Side note for interviewees/ers
I would like to put emphasis on the fact knowing those implementation details for an interview is usually not a big deal (the actual implementation differs from some versions of .NET ("Regular" or Core...) plus might still be subject to changes at a later point in time)).
If someone would have asked me the question, I would either say:
- The answer you're looking for is on StackOverflow :)
- The answer you're looking for is also either on
- .NET Reference
- Github - .NET Core
- The answer you're looking for does not need implementation details and the official documentation here will suffice for most use cases.
Unless, unless... you are supposed to implement a hash tables slash dictionaries all by yourself in your day-to-day job, in which case that sort of knowledge (ie. impl. details) may come in handy or even mandatory.
Sources:
- .NET Reference - Source Code
- Github - .NET Core - Source Code
- Reddit - Eli5: how double hashing works in .NET dictionaries?
- SO - How double hashing works in case of the .NET Dictionary?

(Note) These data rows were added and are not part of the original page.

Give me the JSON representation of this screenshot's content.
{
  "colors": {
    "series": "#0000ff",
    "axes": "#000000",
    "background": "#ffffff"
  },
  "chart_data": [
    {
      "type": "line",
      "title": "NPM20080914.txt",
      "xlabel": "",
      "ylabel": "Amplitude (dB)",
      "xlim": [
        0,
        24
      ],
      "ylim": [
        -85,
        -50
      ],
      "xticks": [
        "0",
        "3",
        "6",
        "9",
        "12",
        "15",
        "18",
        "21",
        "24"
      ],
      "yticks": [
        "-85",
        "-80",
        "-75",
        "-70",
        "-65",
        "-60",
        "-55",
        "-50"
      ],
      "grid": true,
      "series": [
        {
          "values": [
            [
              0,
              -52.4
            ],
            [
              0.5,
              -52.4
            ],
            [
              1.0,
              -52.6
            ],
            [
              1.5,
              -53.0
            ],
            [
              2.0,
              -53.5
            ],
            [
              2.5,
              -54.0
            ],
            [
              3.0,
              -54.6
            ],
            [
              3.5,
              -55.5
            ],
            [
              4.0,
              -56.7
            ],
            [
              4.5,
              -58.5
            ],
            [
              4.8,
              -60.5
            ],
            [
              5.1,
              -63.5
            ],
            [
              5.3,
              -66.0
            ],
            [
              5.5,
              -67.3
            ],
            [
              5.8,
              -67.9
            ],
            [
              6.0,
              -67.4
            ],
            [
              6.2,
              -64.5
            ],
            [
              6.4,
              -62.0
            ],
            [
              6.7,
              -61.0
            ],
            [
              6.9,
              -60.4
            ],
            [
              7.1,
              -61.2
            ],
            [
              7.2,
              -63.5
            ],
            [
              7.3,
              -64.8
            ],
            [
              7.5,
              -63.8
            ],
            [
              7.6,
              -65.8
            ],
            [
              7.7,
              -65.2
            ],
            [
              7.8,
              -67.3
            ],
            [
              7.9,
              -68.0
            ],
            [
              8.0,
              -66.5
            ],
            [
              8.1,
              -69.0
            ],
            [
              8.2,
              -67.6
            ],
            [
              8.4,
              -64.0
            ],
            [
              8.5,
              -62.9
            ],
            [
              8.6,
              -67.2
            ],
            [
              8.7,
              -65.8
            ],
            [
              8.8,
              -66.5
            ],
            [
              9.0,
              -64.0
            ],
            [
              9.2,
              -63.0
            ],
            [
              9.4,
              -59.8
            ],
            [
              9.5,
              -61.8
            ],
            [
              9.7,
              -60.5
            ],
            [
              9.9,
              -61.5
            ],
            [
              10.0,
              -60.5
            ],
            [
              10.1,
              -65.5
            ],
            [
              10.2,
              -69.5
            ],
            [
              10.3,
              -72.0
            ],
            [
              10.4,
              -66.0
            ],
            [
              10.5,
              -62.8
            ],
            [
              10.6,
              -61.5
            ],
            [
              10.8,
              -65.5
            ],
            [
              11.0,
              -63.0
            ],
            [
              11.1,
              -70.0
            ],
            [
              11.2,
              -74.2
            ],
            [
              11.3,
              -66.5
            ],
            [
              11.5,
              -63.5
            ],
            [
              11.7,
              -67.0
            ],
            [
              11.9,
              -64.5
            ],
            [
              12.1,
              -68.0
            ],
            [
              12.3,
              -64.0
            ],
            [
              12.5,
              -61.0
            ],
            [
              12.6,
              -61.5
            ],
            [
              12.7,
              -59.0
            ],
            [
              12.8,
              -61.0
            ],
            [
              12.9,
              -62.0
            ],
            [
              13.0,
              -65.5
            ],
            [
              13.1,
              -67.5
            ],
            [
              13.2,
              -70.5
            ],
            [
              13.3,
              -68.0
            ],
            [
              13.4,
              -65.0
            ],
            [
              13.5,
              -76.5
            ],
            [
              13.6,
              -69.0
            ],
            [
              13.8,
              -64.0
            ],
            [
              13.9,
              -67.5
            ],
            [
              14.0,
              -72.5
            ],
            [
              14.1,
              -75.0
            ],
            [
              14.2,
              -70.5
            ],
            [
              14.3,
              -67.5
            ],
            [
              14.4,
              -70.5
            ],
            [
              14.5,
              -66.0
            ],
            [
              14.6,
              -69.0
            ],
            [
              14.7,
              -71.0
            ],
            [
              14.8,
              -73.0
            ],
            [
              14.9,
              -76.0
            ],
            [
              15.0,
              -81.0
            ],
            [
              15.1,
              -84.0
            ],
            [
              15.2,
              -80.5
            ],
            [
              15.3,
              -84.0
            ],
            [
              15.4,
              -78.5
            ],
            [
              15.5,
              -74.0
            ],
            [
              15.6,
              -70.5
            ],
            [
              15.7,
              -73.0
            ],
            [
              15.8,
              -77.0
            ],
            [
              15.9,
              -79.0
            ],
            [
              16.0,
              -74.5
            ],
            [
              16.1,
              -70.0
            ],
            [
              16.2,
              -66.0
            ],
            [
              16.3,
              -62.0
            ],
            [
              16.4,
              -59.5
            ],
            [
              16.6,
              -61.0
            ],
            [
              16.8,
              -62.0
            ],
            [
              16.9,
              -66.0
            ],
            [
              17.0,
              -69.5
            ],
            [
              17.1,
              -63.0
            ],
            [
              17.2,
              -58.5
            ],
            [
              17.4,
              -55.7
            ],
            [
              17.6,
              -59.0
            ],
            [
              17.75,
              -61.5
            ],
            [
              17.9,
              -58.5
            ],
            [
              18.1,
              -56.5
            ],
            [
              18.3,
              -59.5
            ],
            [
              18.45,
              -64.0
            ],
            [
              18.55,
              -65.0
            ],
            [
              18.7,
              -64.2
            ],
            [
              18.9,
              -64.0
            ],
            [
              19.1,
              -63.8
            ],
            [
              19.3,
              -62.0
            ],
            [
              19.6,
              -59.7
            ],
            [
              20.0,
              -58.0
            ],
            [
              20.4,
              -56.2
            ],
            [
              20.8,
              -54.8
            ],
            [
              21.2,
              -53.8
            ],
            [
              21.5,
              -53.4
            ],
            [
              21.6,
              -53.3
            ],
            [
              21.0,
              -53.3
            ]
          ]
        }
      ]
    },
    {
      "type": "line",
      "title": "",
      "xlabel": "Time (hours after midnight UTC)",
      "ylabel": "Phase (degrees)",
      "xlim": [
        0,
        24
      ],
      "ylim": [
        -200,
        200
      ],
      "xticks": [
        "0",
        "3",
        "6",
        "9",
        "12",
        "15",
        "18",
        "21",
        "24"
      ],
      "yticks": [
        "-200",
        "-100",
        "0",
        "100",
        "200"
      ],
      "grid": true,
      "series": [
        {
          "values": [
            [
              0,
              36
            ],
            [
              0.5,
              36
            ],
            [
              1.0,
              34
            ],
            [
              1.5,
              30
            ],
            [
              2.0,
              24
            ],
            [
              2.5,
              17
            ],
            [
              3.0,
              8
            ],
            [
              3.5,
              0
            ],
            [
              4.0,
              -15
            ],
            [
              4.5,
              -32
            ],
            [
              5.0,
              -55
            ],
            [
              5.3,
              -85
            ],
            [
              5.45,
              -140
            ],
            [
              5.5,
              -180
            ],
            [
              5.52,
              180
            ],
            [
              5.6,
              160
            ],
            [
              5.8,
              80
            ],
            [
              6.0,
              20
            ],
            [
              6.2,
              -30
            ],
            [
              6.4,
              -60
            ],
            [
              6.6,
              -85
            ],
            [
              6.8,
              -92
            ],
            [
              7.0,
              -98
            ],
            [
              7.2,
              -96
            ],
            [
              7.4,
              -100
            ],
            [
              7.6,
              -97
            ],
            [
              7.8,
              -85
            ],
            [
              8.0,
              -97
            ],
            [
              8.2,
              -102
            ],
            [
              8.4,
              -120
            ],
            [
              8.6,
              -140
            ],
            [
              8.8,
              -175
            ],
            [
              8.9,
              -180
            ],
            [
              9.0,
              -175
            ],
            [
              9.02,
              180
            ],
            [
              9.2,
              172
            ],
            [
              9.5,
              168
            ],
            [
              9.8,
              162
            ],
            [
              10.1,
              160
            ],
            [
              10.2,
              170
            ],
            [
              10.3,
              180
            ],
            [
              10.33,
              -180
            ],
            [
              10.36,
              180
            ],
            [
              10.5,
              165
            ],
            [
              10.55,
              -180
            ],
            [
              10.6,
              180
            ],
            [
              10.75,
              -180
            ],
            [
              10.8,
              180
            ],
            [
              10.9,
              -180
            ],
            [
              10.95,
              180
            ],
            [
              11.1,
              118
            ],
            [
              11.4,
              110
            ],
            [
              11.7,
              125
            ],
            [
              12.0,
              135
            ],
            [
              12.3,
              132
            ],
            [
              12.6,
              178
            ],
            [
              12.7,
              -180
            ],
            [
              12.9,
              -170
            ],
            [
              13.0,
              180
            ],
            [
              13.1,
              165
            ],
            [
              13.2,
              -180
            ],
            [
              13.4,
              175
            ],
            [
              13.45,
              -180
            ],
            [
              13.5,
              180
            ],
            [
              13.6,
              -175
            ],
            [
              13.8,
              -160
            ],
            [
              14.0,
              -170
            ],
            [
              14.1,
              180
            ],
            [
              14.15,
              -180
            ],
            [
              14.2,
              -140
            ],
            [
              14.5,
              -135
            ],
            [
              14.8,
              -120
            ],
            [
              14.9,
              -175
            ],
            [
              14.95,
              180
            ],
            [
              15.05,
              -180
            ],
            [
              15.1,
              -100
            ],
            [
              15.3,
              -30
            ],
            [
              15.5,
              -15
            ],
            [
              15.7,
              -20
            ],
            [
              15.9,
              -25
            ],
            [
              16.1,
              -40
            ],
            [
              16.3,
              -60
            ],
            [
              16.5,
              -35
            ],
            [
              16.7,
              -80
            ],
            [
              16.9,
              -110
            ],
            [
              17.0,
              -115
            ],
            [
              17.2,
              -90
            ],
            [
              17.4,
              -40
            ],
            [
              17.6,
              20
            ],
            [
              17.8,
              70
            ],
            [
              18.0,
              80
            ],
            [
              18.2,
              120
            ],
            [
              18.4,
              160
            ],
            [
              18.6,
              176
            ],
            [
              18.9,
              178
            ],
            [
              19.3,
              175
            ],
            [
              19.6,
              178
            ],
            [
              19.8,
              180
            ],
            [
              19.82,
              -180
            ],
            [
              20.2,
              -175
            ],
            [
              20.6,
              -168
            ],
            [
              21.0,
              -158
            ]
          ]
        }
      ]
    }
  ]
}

- Code Project - Understanding Generic Dictionary in-depth
- Mark Vincze's coding blog - Back to basics: Dictionary part 1, hash tables
- Mark Vincze's coding blog - Back to basics: Dictionary part 2, .NET implementation
The basic principle is:
- Set up empty array.
- Obtain hash-code.
- Re-hash hash to fit size of array (e.g. if the array is 31 items in size, we can do
hash % 31
) and use this as an index.
Retrieval is then a matter of finding the index in the same way, obtaining the key if it's there, and calling Equals
on that item.
The obvious issue here is what to do if there are two items that belong at the same index. One approach is that you store a list or similar in the array rather than the key-value pair itself, another is "reprobing" into a different index. Both approaches have advantages and disadvantages, and Microsoft use reprobing a list.
Above a certain size, the amount of reprobing (or the size of the stored lists if you took that approach) gets too large and the near-O(1) behaviour is lost, at which point the table is resized so as to improve this.

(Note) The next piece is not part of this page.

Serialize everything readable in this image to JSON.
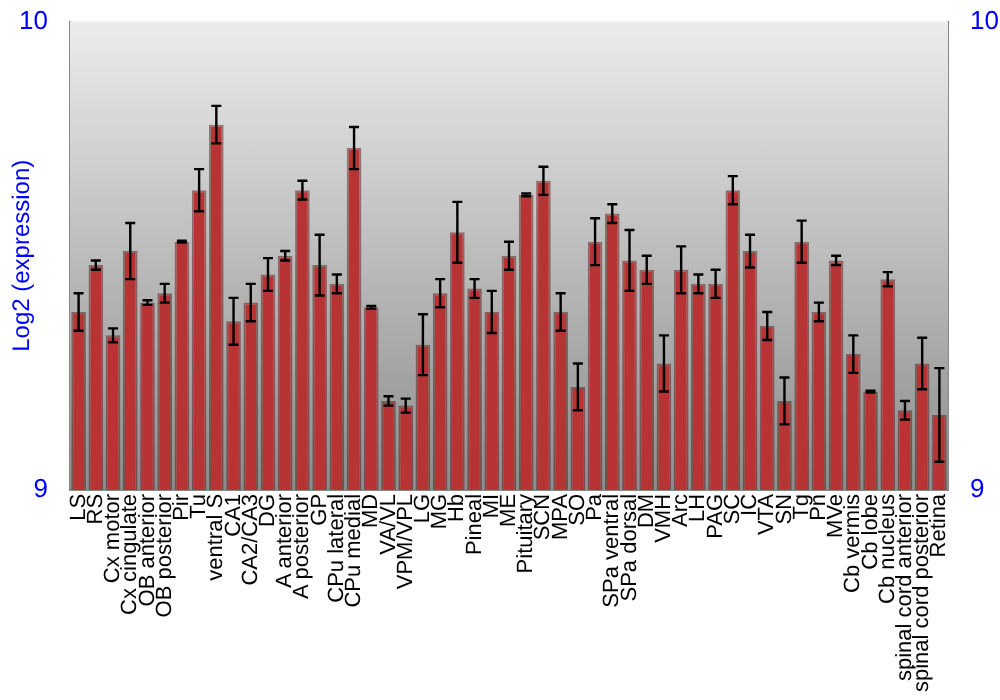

Clearly though, a really poor hash algorithm can destroy this, you can demonstrate this to yourself by building a dictionary of objects where the hashcode method is the following:
public override int GetHashCode()
{
return 0;
}
This is valid, but horrible, and turns your near-O(1) behaviour into O(n) (and bad even as O(n) goes.

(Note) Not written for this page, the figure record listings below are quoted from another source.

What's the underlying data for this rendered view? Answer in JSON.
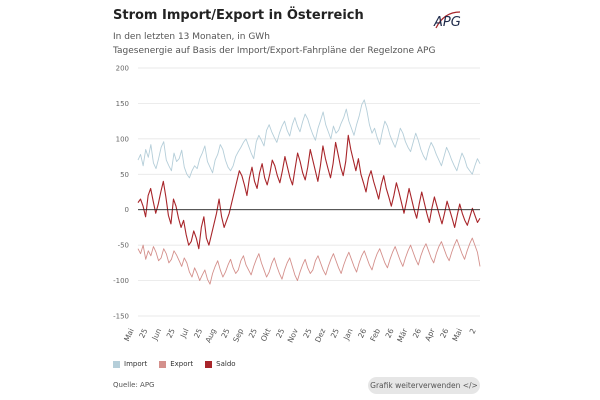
{
  "header": {
    "title": "Strom Import/Export in Österreich",
    "subtitle1": "In den letzten 13 Monaten, in GWh",
    "subtitle2": "Tagesenergie auf Basis der Import/Export-Fahrpläne der Regelzone APG",
    "logo_text": "APG"
  },
  "footer": {
    "source": "Quelle: APG",
    "embed_button": "Grafik weiterverwenden </>"
  },
  "colors": {
    "import": "#b5ced9",
    "export": "#d4908c",
    "saldo": "#a8252a"
  },
  "chart_data": {
    "type": "line",
    "ylim": [
      -150,
      200
    ],
    "yticks": [
      200,
      150,
      100,
      50,
      0,
      -50,
      -100,
      -150
    ],
    "x_labels": [
      "Mai",
      "25",
      "Jun",
      "25",
      "Jul",
      "25",
      "Aug",
      "25",
      "Sep",
      "25",
      "Okt",
      "25",
      "Nov",
      "25",
      "Dez",
      "25",
      "Jan",
      "26",
      "Feb",
      "26",
      "Mär",
      "26",
      "Apr",
      "26",
      "Mai",
      "2"
    ],
    "legend": [
      "Import",
      "Export",
      "Saldo"
    ],
    "series": [
      {
        "name": "Import",
        "values": [
          70,
          78,
          62,
          85,
          74,
          92,
          66,
          58,
          72,
          88,
          96,
          70,
          62,
          55,
          80,
          68,
          72,
          84,
          60,
          50,
          45,
          55,
          62,
          58,
          72,
          80,
          90,
          68,
          60,
          52,
          70,
          78,
          92,
          85,
          70,
          60,
          55,
          62,
          75,
          82,
          88,
          95,
          100,
          90,
          80,
          72,
          96,
          105,
          98,
          90,
          112,
          120,
          110,
          102,
          95,
          108,
          118,
          125,
          112,
          104,
          120,
          130,
          118,
          110,
          124,
          135,
          128,
          116,
          106,
          98,
          115,
          126,
          138,
          120,
          110,
          100,
          118,
          108,
          112,
          122,
          130,
          142,
          125,
          115,
          105,
          120,
          132,
          148,
          155,
          140,
          120,
          108,
          115,
          102,
          92,
          110,
          125,
          118,
          105,
          96,
          88,
          100,
          115,
          108,
          96,
          88,
          82,
          95,
          108,
          98,
          85,
          76,
          70,
          85,
          95,
          88,
          78,
          70,
          62,
          75,
          88,
          80,
          70,
          62,
          55,
          68,
          80,
          72,
          60,
          55,
          50,
          62,
          72,
          65
        ]
      },
      {
        "name": "Export",
        "values": [
          -55,
          -62,
          -50,
          -70,
          -58,
          -65,
          -52,
          -60,
          -72,
          -68,
          -55,
          -62,
          -75,
          -70,
          -58,
          -64,
          -72,
          -80,
          -68,
          -75,
          -88,
          -95,
          -82,
          -90,
          -100,
          -92,
          -85,
          -98,
          -105,
          -90,
          -80,
          -72,
          -85,
          -95,
          -88,
          -78,
          -70,
          -82,
          -90,
          -85,
          -72,
          -65,
          -78,
          -85,
          -92,
          -80,
          -70,
          -62,
          -75,
          -85,
          -95,
          -88,
          -76,
          -68,
          -80,
          -90,
          -98,
          -85,
          -75,
          -68,
          -80,
          -92,
          -100,
          -88,
          -78,
          -70,
          -82,
          -90,
          -85,
          -72,
          -65,
          -75,
          -85,
          -92,
          -80,
          -70,
          -62,
          -72,
          -82,
          -90,
          -78,
          -68,
          -60,
          -70,
          -80,
          -88,
          -75,
          -65,
          -58,
          -68,
          -78,
          -85,
          -72,
          -62,
          -55,
          -65,
          -75,
          -82,
          -70,
          -60,
          -52,
          -62,
          -72,
          -80,
          -68,
          -58,
          -50,
          -60,
          -70,
          -78,
          -65,
          -55,
          -48,
          -58,
          -68,
          -75,
          -62,
          -52,
          -45,
          -55,
          -65,
          -72,
          -60,
          -50,
          -42,
          -52,
          -62,
          -70,
          -58,
          -48,
          -40,
          -50,
          -60,
          -80
        ]
      },
      {
        "name": "Saldo",
        "values": [
          10,
          15,
          5,
          -10,
          20,
          30,
          12,
          -5,
          8,
          25,
          40,
          18,
          -8,
          -20,
          15,
          5,
          -12,
          -25,
          -15,
          -35,
          -50,
          -45,
          -30,
          -40,
          -55,
          -25,
          -10,
          -40,
          -50,
          -35,
          -20,
          -5,
          15,
          -10,
          -25,
          -15,
          -5,
          10,
          25,
          40,
          55,
          48,
          35,
          20,
          45,
          60,
          40,
          30,
          52,
          65,
          45,
          35,
          50,
          70,
          62,
          48,
          38,
          55,
          75,
          60,
          45,
          35,
          58,
          80,
          68,
          52,
          42,
          60,
          85,
          70,
          55,
          40,
          62,
          90,
          72,
          58,
          45,
          65,
          95,
          78,
          60,
          48,
          68,
          105,
          85,
          70,
          55,
          72,
          50,
          38,
          25,
          45,
          55,
          40,
          28,
          15,
          35,
          48,
          30,
          18,
          5,
          20,
          38,
          25,
          10,
          -5,
          12,
          30,
          15,
          0,
          -12,
          8,
          25,
          10,
          -5,
          -18,
          2,
          18,
          5,
          -8,
          -20,
          -5,
          12,
          0,
          -12,
          -25,
          -8,
          8,
          -5,
          -15,
          -22,
          -10,
          2,
          -8,
          -18,
          -12
        ]
      }
    ]
  }
}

There are plenty of other details and optimisations, but the above is the basic principle.
Edit:
Incidentally, if you have a perfect hash (you know all possible values, and have a hash method that gives each such value a unique hash in a small range) it's possible to avoid the issues of reprobing that occur with more general-purpose hash-tables, and just treat the hash as an index into an array. This gives both the O(1) behaviour, and minimal memory use, but only applies when all possible values are in a small range.